La questione fiscale e i 25 miliardi sottratti al lavoro
Il nodo fiscale è centrale. “Il 90% dell’Irpef la pagano i lavoratori dipendenti e i pensionati”. Negli ultimi tre anni il drenaggio fiscale ha prodotto “25 miliardi di tasse pagate in più che non dovevano essere pagate”. La Cgil propone adeguamenti automatici a inflazione e un contributo di solidarietà. “Chiediamo che 500.000 persone con una ricchezza netta oltre i 2 milioni diano un contributo. Rimangono ricche lo stesso”.
Giovani in fuga e lavoro svalutato
Capitolo giovani e la condizione di molti di loro costretti a lasciare l’Italia. “Ogni anno centomila ragazzi scappano dal Paese perché il livello di precarietà, sotto salario e mancanza di prospettive non permette di costruire una vita”. È il risultato di un sistema senza regole sulla rappresentanza, che lascia spazio a contratti pirata e sfruttamento. Da qui la richiesta della Cgil: una legge sulla rappresentanza e un salario orario minimo che impedisca abusi e riporti dignità al lavoro.
Pensioni e precarietà: un sistema che non regge
Sulla previdenza il giudizio è severo. “Questa maggioranza aveva promesso di cancellare la Fornero. Invece stanno facendo cassa sulle pensioni più di qualsiasi altro governo”. Le uscite flessibili sono bloccate. “Rischiamo di arrivare a 70 anni come età pensionabile”. E nel sistema contributivo “chi è precario nella vita sarà precario anche nella pensione”.

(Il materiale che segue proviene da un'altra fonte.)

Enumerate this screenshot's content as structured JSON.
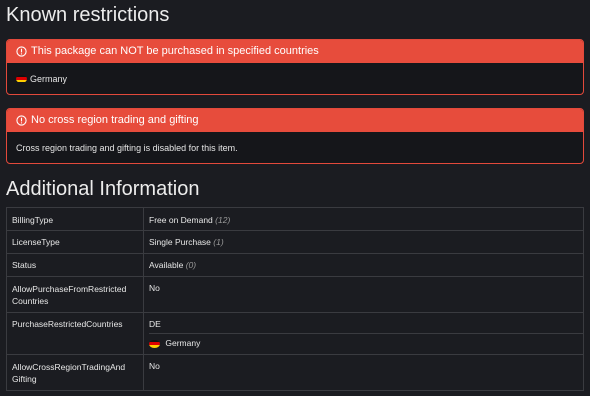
{
  "known_restrictions": {
    "title": "Known restrictions",
    "alerts": [
      {
        "icon": "alert-circle-icon",
        "header": "This package can NOT be purchased in specified countries",
        "body": "Germany",
        "flag": "germany-flag-icon"
      },
      {
        "icon": "alert-circle-icon",
        "header": "No cross region trading and gifting",
        "body": "Cross region trading and gifting is disabled for this item."
      }
    ]
  },
  "additional_info": {
    "title": "Additional Information",
    "rows": [
      {
        "key": "BillingType",
        "value": "Free on Demand",
        "note": "(12)"
      },
      {
        "key": "LicenseType",
        "value": "Single Purchase",
        "note": "(1)"
      },
      {
        "key": "Status",
        "value": "Available",
        "note": "(0)"
      },
      {
        "key": "AllowPurchaseFromRestricted Countries",
        "value": "No",
        "note": ""
      },
      {
        "key": "PurchaseRestrictedCountries",
        "value": "DE",
        "subvalue": "Germany"
      },
      {
        "key": "AllowCrossRegionTradingAnd Gifting",
        "value": "No",
        "note": ""
      }
    ]
  },
  "colors": {
    "accent": "#e74c3c",
    "background": "#1b1c21",
    "border": "#3a3b40"
  }
}
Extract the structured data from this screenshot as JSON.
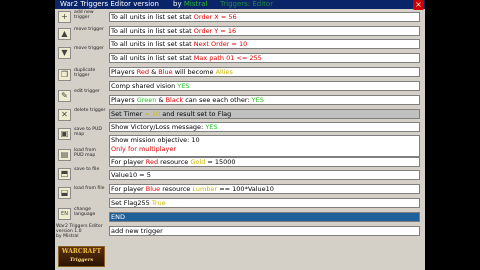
{
  "title": {
    "app": "War2 Triggers Editor version",
    "by": "by",
    "author": "Mistral",
    "ghost": "Triggers: Editor"
  },
  "close_glyph": "×",
  "sidebar": [
    {
      "label": "add new\ntrigger",
      "icon": "add-trigger-icon",
      "glyph": "+"
    },
    {
      "label": "move trigger",
      "icon": "move-up-icon",
      "glyph": "▲"
    },
    {
      "label": "move trigger",
      "icon": "move-down-icon",
      "glyph": "▼"
    },
    {
      "label": "duplicate\ntrigger",
      "icon": "duplicate-icon",
      "glyph": "❐"
    },
    {
      "label": "edit trigger",
      "icon": "edit-icon",
      "glyph": "✎"
    },
    {
      "label": "delete trigger",
      "icon": "delete-icon",
      "glyph": "✕"
    },
    {
      "label": "save to PUD\nmap",
      "icon": "save-pud-icon",
      "glyph": "▣"
    },
    {
      "label": "load from\nPUD map",
      "icon": "load-pud-icon",
      "glyph": "▤"
    },
    {
      "label": "save to file",
      "icon": "save-file-icon",
      "glyph": "⬒"
    },
    {
      "label": "load from file",
      "icon": "load-file-icon",
      "glyph": "⬓"
    },
    {
      "label": "change\nlanguage",
      "icon": "language-icon",
      "glyph": "EN"
    }
  ],
  "version_info": {
    "line1": "War2 Triggers Editor",
    "line2": "version 1.0",
    "line3": "by Mistral"
  },
  "logo": {
    "top": "WARCRAFT",
    "bottom": "Triggers"
  },
  "triggers": [
    {
      "parts": [
        "To all units in list set stat ",
        "Order X",
        " = 56"
      ]
    },
    {
      "parts": [
        "To all units in list set stat ",
        "Order Y",
        " = 16"
      ]
    },
    {
      "parts": [
        "To all units in list set stat ",
        "Next Order",
        " = 10"
      ]
    },
    {
      "parts": [
        "To all units in list set stat ",
        "Max path 01",
        " <= 255"
      ]
    },
    {
      "parts": [
        "Players ",
        "Red",
        " & ",
        "Blue",
        " will become ",
        "Allies"
      ]
    },
    {
      "parts": [
        "Comp shared vision ",
        "YES"
      ]
    },
    {
      "parts": [
        "Players ",
        "Green",
        " & ",
        "Black",
        " can see each other: ",
        "YES"
      ]
    },
    {
      "parts": [
        "Set Timer ",
        "= 10",
        " and result set to Flag"
      ]
    },
    {
      "parts": [
        "Show Victory/Loss message: ",
        "YES"
      ]
    },
    {
      "parts": [
        "Show mission objective: 10",
        "Only for multiplayer"
      ]
    },
    {
      "parts": [
        "For player ",
        "Red",
        " resource ",
        "Gold",
        " = 15000"
      ]
    },
    {
      "parts": [
        "Value10 = 5"
      ]
    },
    {
      "parts": [
        "For player ",
        "Blue",
        " resource ",
        "Lumber",
        " == 100*Value10"
      ]
    },
    {
      "parts": [
        "Set Flag255 ",
        "True"
      ]
    },
    {
      "parts": [
        "END"
      ]
    },
    {
      "parts": [
        "add new trigger"
      ]
    }
  ]
}
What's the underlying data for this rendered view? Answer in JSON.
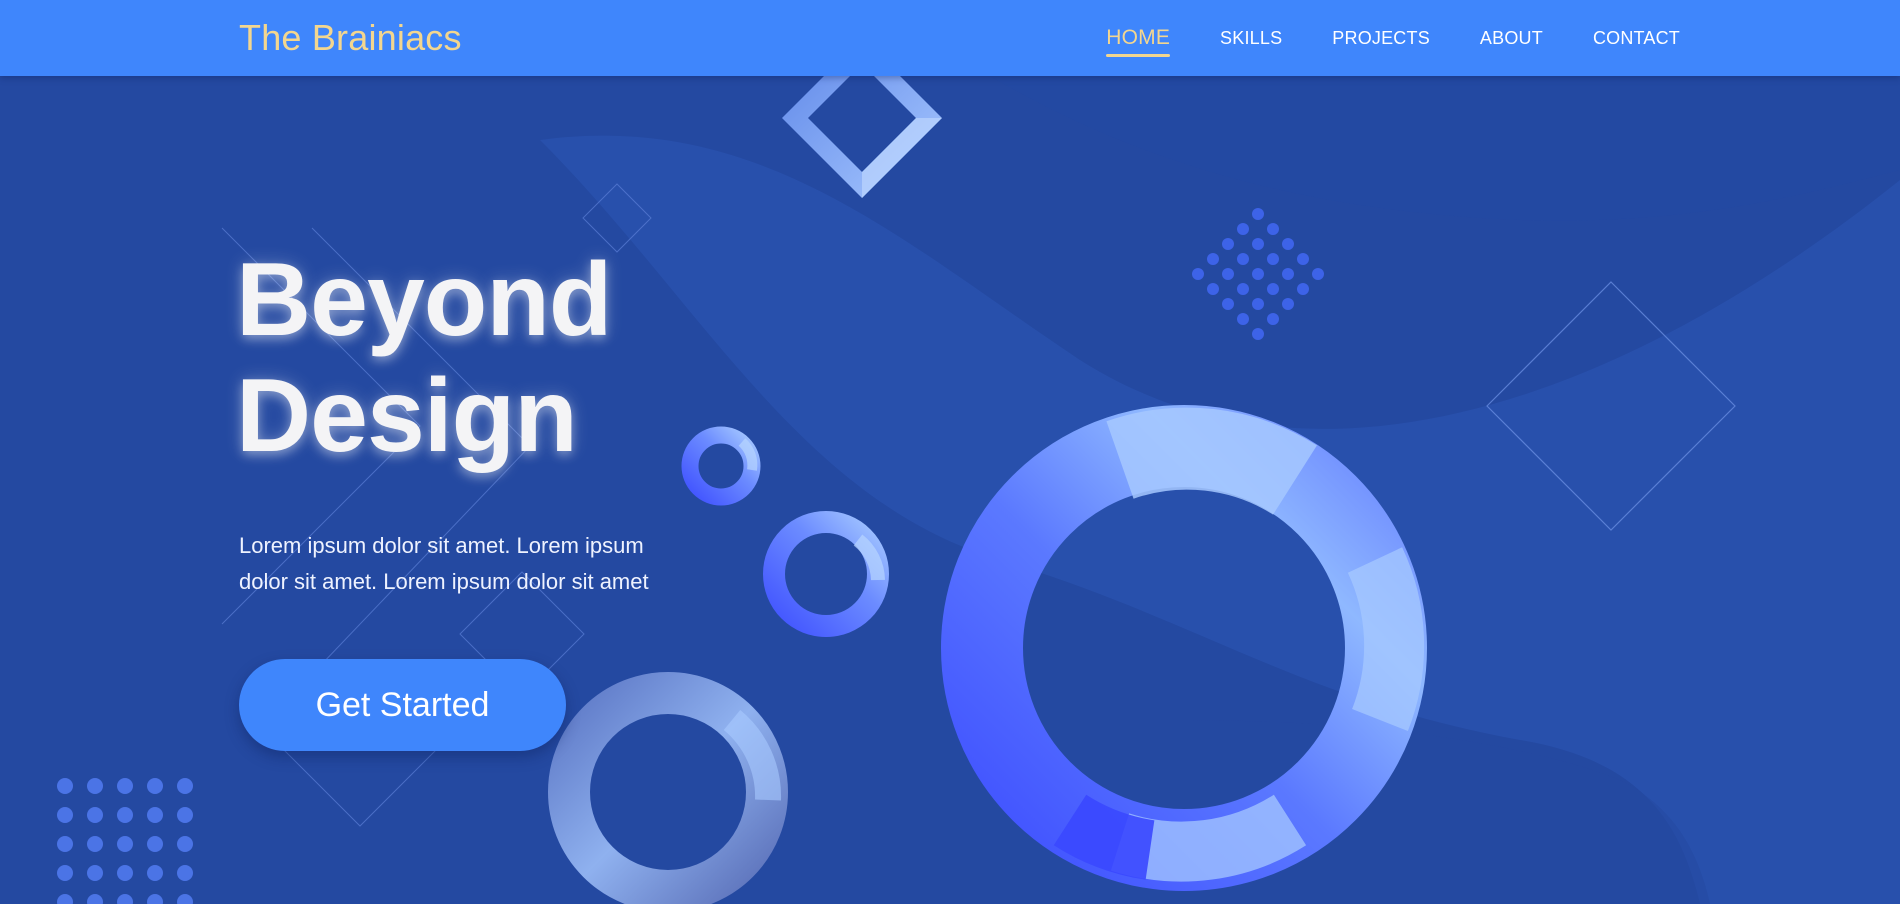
{
  "brand": {
    "name": "The Brainiacs",
    "color": "#f3d68f"
  },
  "nav": {
    "items": [
      {
        "label": "HOME",
        "active": true
      },
      {
        "label": "SKILLS",
        "active": false
      },
      {
        "label": "PROJECTS",
        "active": false
      },
      {
        "label": "ABOUT",
        "active": false
      },
      {
        "label": "CONTACT",
        "active": false
      }
    ]
  },
  "hero": {
    "title_line1": "Beyond",
    "title_line2": "Design",
    "paragraph": "Lorem ipsum dolor sit amet. Lorem ipsum dolor sit amet. Lorem ipsum dolor sit amet",
    "cta_label": "Get Started"
  },
  "colors": {
    "header": "#3f86fc",
    "background": "#2449a1",
    "accent_gold": "#f3d68f",
    "button": "#3f86fc",
    "ring_blue": "#4a5cff",
    "ring_light": "#9ec4ff"
  }
}
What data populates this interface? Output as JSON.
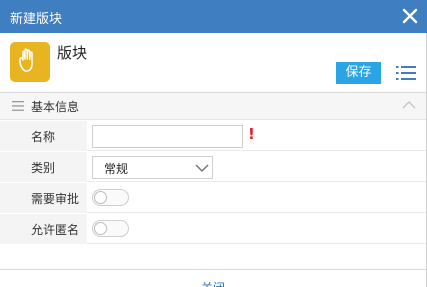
{
  "dialog": {
    "title": "新建版块",
    "close_icon": "close-icon"
  },
  "header": {
    "icon": "hand-icon",
    "icon_color": "#e8b420",
    "title": "版块",
    "save_label": "保存",
    "menu_icon": "list-menu-icon"
  },
  "section": {
    "title": "基本信息",
    "collapse_icon": "chevron-up-icon"
  },
  "form": {
    "name_label": "名称",
    "name_value": "",
    "name_required": "!",
    "category_label": "类别",
    "category_value": "常规",
    "approval_label": "需要审批",
    "approval_on": false,
    "anonymous_label": "允许匿名",
    "anonymous_on": false
  },
  "footer": {
    "close_label": "关闭"
  },
  "colors": {
    "titlebar": "#3f7fc1",
    "save_button": "#2aa4e4",
    "required": "#e02020"
  }
}
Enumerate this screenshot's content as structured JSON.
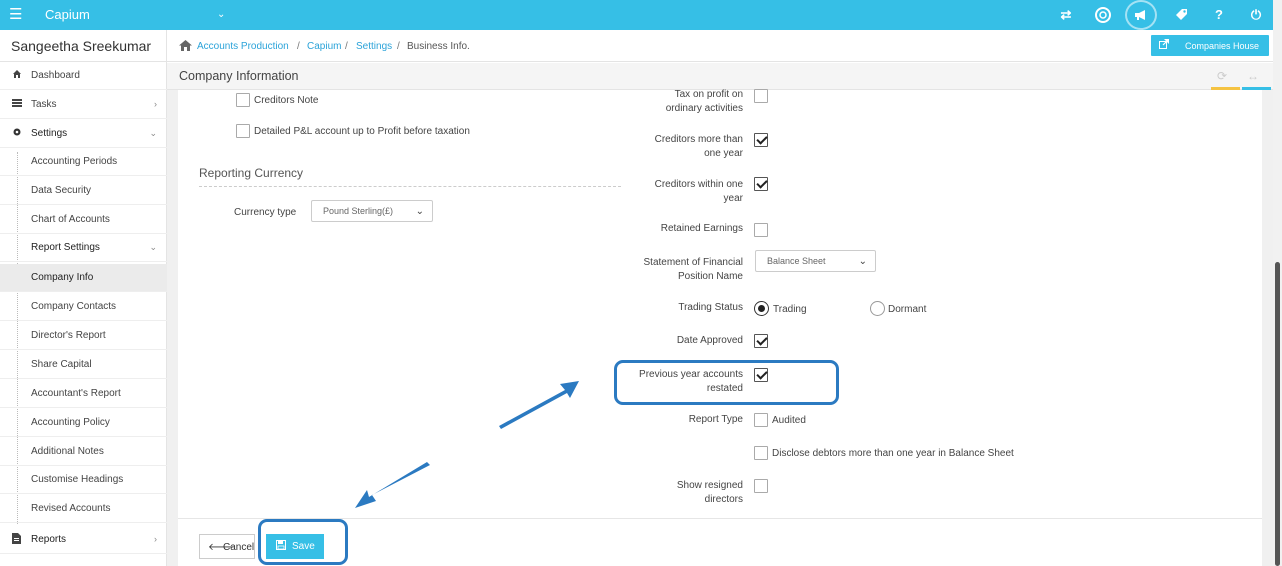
{
  "topbar": {
    "menu_icon": "hamburger-icon",
    "app_name": "Capium",
    "dropdown_glyph": "⌄",
    "icons": [
      "swap-icon",
      "capium-logo-icon",
      "megaphone-icon",
      "tag-icon",
      "help-icon",
      "power-icon"
    ]
  },
  "sidebar": {
    "user_name": "Sangeetha Sreekumar",
    "items": [
      {
        "label": "Dashboard",
        "icon": "dashboard-icon"
      },
      {
        "label": "Tasks",
        "icon": "tasks-icon"
      },
      {
        "label": "Settings",
        "icon": "settings-icon"
      },
      {
        "label": "Accounting Periods"
      },
      {
        "label": "Data Security"
      },
      {
        "label": "Chart of Accounts"
      },
      {
        "label": "Report Settings"
      },
      {
        "label": "Company Info"
      },
      {
        "label": "Company Contacts"
      },
      {
        "label": "Director's Report"
      },
      {
        "label": "Share Capital"
      },
      {
        "label": "Accountant's Report"
      },
      {
        "label": "Accounting Policy"
      },
      {
        "label": "Additional Notes"
      },
      {
        "label": "Customise Headings"
      },
      {
        "label": "Revised Accounts"
      },
      {
        "label": "Reports",
        "icon": "reports-icon"
      }
    ]
  },
  "breadcrumb": {
    "items": [
      "Accounts Production",
      "Capium",
      "Settings",
      "Business Info."
    ],
    "separator": "/"
  },
  "header_button": {
    "label": "Companies House",
    "icon": "external-link-icon"
  },
  "panel": {
    "title": "Company Information"
  },
  "left_column": {
    "creditors_note": {
      "label": "Creditors Note",
      "checked": false
    },
    "detailed_pl": {
      "label": "Detailed P&L account up to Profit before taxation",
      "checked": false
    },
    "reporting_currency_title": "Reporting Currency",
    "currency_type_label": "Currency type",
    "currency_value": "Pound Sterling(£)"
  },
  "right_column": {
    "tax_on_profit": {
      "line1": "Tax on profit on",
      "line2": "ordinary activities",
      "checked": false
    },
    "creditors_more": {
      "line1": "Creditors more than",
      "line2": "one year",
      "checked": true
    },
    "creditors_within": {
      "line1": "Creditors within one",
      "line2": "year",
      "checked": true
    },
    "retained_earnings": {
      "label": "Retained Earnings",
      "checked": false
    },
    "sfp_name": {
      "line1": "Statement of Financial",
      "line2": "Position Name",
      "value": "Balance Sheet"
    },
    "trading_status": {
      "label": "Trading Status",
      "option1": "Trading",
      "option2": "Dormant",
      "selected": "Trading"
    },
    "date_approved": {
      "label": "Date Approved",
      "checked": true
    },
    "prev_year_restated": {
      "line1": "Previous year accounts",
      "line2": "restated",
      "checked": true
    },
    "report_type": {
      "label": "Report Type",
      "option_label": "Audited",
      "checked": false
    },
    "disclose_debtors": {
      "label": "Disclose debtors more than one year in Balance Sheet",
      "checked": false
    },
    "show_resigned": {
      "line1": "Show resigned",
      "line2": "directors",
      "checked": false
    }
  },
  "buttons": {
    "cancel": "Cancel",
    "save": "Save"
  },
  "colors": {
    "accent": "#36bfe6",
    "highlight": "#2b7ac1",
    "link": "#2ba3d9",
    "tab_yellow": "#f5c342"
  }
}
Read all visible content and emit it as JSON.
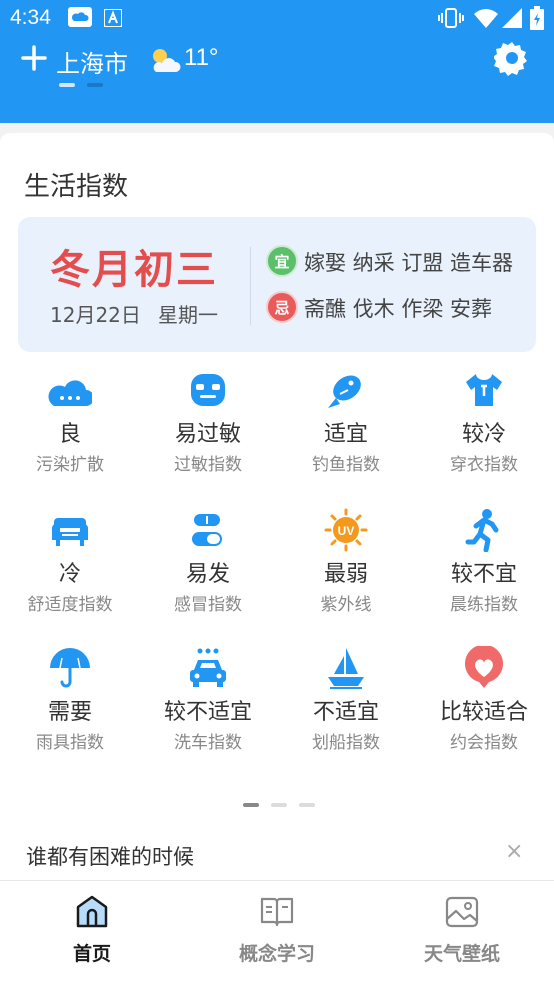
{
  "status_bar": {
    "time": "4:34"
  },
  "top_bar": {
    "city": "上海市",
    "temperature": "11°",
    "weather_icon": "partly-cloudy-icon"
  },
  "section": {
    "title": "生活指数"
  },
  "almanac": {
    "lunar_date": "冬月初三",
    "date": "12月22日",
    "weekday": "星期一",
    "yi_badge": "宜",
    "yi_items": "嫁娶 纳采 订盟 造车器",
    "ji_badge": "忌",
    "ji_items": "斋醮 伐木 作梁 安葬"
  },
  "indices": [
    {
      "value": "良",
      "label": "污染扩散",
      "icon": "cloud-icon"
    },
    {
      "value": "易过敏",
      "label": "过敏指数",
      "icon": "mask-icon"
    },
    {
      "value": "适宜",
      "label": "钓鱼指数",
      "icon": "fish-icon"
    },
    {
      "value": "较冷",
      "label": "穿衣指数",
      "icon": "tshirt-icon"
    },
    {
      "value": "冷",
      "label": "舒适度指数",
      "icon": "sofa-icon"
    },
    {
      "value": "易发",
      "label": "感冒指数",
      "icon": "pill-icon"
    },
    {
      "value": "最弱",
      "label": "紫外线",
      "icon": "uv-sun-icon"
    },
    {
      "value": "较不宜",
      "label": "晨练指数",
      "icon": "runner-icon"
    },
    {
      "value": "需要",
      "label": "雨具指数",
      "icon": "umbrella-icon"
    },
    {
      "value": "较不适宜",
      "label": "洗车指数",
      "icon": "car-wash-icon"
    },
    {
      "value": "不适宜",
      "label": "划船指数",
      "icon": "sailboat-icon"
    },
    {
      "value": "比较适合",
      "label": "约会指数",
      "icon": "heart-icon"
    }
  ],
  "notice": {
    "text": "谁都有困难的时候",
    "close": "×"
  },
  "bottom_nav": [
    {
      "label": "首页",
      "icon": "home-icon",
      "active": true
    },
    {
      "label": "概念学习",
      "icon": "book-icon",
      "active": false
    },
    {
      "label": "天气壁纸",
      "icon": "wallpaper-icon",
      "active": false
    }
  ],
  "colors": {
    "header_bg": "#2196f3",
    "accent_blue": "#2196f3",
    "lunar_red": "#e44d4d",
    "yi_green": "#5cbf6b",
    "ji_red": "#e95a5a",
    "uv_orange": "#f39a1e",
    "heart_red": "#f06a6a",
    "nav_active": "#1a1a1a",
    "nav_inactive": "#888888"
  }
}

Sicurezza sul lavoro, un’emergenza ignorata
Le tragedie recenti confermano il quadro. “Quando una persona di 66 o 67 anni è costretta ancora a lavorare in edilizia, ti dimostra una doppia ingiustizia”. Gli incidenti e le morti su lavoro aumentano e il sistema degli appalti alimenta sfruttamento e rischio. Si varano norme che “peggiorano la situazione”, sollevando le imprese committenti dalle responsabilità di filiera. “I diritti non si appaltano. La sicurezza deve diventare una carta d’identità dell’impresa”.
L’appello a chi è ancora indeciso
Landini, infine, si rivolge direttamente a chi pensa che scioperare sia inutile: “Se non siamo noi a scendere in piazza per difendere i nostri diritti, non ci sarà nessuno che lo farà al posto nostro”. Lo sciopero serve a rimettere al centro “il lavoro e la persona, non il profitto e la competizione”. E aggiunge: “Se non ti mobiliti, se non fai nulla, è già finita prima ancora di cominciare”. Il 12 dicembre, conclude, “è nell’interesse di ognuno fare la propria parte. Solo insieme possiamo cambiare questa situazione”.